Ooof. You guys should totally watch -- preferably in separate rooms of the house -- "Popular" on the WB. (Yeah, sometimes we get advance tapes over here at the Studio Apartment of Justice/Pop Culture. But not of The X-Files, so don't ask.) Don't want to spoil anything, but let's just say it's stepsib madness there, too. Frankly, I don't know who's worse off. Oh wait, you guys are, 'cause that's a television program. (One time Chris confused something that happened on The Real World with one of his own memories, so you never know.) In real life, your sitch is about as nuts as it gets. I mean, it's one thing to have your ex in your office, or even -- the New York City rental situation being what it is -- in your apartment; it's quite another to have your ex AND YOUR EX AND YOUR EX-IN-LAWS fighting over the remote control (as it were). Even if it were a sitcom, it wouldn't be funny.

Still, yes, the stepparent trap -- as wildly complicated and positively nuts as it is -- is actually beside the point. Which, if you think about it, must mean that The Point is pretty massive. And that is: while yes, exes can be friends, do not think for a second that you two can right now. In fact, do not think for a second that that is what you are right now. She is Linus; you are the blanket. Sometimes, vice versa. (Finally, a pop reference that the grownups will get!)

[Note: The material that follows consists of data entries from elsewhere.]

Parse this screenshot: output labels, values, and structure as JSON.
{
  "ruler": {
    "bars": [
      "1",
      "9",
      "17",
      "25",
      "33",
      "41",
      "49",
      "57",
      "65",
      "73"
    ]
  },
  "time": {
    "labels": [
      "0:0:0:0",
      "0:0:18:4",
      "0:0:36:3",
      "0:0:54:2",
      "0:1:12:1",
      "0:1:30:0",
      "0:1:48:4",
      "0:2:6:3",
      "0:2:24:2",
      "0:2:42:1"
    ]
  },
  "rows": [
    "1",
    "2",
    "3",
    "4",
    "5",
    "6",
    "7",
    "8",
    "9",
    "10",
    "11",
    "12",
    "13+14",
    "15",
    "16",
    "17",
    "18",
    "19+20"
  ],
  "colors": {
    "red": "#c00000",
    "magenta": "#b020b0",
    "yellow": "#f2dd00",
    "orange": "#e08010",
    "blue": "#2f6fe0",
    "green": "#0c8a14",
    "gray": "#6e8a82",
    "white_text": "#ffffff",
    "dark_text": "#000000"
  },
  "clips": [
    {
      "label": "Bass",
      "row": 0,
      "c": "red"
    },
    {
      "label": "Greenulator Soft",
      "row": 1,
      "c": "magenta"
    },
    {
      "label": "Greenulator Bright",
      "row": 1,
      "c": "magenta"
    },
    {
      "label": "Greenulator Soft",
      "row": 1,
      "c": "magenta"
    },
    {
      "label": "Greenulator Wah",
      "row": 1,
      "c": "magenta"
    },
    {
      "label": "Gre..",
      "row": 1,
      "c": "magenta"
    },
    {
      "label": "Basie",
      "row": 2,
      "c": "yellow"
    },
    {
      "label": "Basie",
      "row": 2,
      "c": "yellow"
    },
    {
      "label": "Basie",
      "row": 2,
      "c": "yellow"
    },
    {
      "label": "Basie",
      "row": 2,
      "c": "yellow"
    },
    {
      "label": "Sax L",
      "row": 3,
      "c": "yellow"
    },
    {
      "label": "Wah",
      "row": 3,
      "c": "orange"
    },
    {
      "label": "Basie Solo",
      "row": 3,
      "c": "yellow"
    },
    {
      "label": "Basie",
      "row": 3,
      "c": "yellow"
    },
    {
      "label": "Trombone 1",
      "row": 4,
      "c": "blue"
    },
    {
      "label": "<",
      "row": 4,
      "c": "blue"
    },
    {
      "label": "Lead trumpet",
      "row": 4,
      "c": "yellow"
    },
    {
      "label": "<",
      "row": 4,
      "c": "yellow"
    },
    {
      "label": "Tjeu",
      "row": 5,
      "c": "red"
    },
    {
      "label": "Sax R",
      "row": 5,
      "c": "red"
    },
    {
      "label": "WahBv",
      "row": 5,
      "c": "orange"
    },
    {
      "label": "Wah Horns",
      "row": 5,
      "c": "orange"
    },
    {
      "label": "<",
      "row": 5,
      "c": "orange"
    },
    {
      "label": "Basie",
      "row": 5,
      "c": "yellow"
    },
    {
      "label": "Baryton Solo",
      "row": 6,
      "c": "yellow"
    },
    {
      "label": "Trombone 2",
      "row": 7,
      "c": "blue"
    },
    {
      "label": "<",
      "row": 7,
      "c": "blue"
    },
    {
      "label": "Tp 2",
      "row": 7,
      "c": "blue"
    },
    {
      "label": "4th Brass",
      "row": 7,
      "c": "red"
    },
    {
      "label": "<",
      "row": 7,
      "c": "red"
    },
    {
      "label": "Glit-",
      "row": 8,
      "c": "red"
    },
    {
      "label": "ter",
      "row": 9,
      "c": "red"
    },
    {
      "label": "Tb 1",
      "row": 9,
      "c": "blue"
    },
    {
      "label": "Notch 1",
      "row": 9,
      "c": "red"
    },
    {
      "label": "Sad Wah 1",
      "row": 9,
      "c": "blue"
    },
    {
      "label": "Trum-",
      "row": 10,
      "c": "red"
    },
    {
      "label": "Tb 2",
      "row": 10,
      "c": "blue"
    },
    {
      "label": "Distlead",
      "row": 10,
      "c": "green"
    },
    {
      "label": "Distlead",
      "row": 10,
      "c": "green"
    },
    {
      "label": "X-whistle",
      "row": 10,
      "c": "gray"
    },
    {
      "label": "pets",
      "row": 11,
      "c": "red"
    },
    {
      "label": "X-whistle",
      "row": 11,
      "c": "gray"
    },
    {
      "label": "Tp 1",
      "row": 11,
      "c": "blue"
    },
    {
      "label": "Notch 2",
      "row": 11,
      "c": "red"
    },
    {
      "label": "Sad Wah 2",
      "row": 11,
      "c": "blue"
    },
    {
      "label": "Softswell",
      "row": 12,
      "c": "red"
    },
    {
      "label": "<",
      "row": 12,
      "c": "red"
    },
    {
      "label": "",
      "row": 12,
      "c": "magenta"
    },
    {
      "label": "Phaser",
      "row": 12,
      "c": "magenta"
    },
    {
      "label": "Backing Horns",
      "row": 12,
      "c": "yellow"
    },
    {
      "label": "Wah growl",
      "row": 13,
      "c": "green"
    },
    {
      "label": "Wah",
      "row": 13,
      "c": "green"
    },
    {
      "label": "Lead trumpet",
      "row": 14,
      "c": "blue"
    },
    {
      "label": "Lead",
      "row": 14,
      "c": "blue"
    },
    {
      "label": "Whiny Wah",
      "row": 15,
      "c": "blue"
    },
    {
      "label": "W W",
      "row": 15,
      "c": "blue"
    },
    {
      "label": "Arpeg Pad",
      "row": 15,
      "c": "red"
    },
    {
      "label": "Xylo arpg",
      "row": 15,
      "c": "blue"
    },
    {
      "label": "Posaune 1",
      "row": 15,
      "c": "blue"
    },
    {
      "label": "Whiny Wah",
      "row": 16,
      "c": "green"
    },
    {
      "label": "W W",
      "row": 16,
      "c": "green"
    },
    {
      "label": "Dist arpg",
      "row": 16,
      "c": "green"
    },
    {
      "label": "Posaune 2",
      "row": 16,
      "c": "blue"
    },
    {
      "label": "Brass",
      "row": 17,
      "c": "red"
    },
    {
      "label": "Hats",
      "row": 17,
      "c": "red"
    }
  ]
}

Talking every night? A trip? What are you going to do, try to find somewhere really unromantic? No, no, no. Girlfriend cannot have her breakup and eat it too. She cannot. It does not work. It does not work as a way of staying "friends;" it does not work as a way of not losing each other. It does the exact opposite. For proof, read your letter.

But -- silver lining -- the reverse is also true. Distancing yourselves from each other for now -- NO trips ... across the room to the phone, even -- is in fact your only hope for ever being even, um, a step closer again in the future. Or, in fact, for you to remain sane. So please, please: make like Greg and move to the attic.

Love,
Breakup Girl

PS: Check out the book I Was My Mother's Bridesmaid: Young Adults Talk About Thriving in a Blended Family. Maybe you could contribute to the sequel.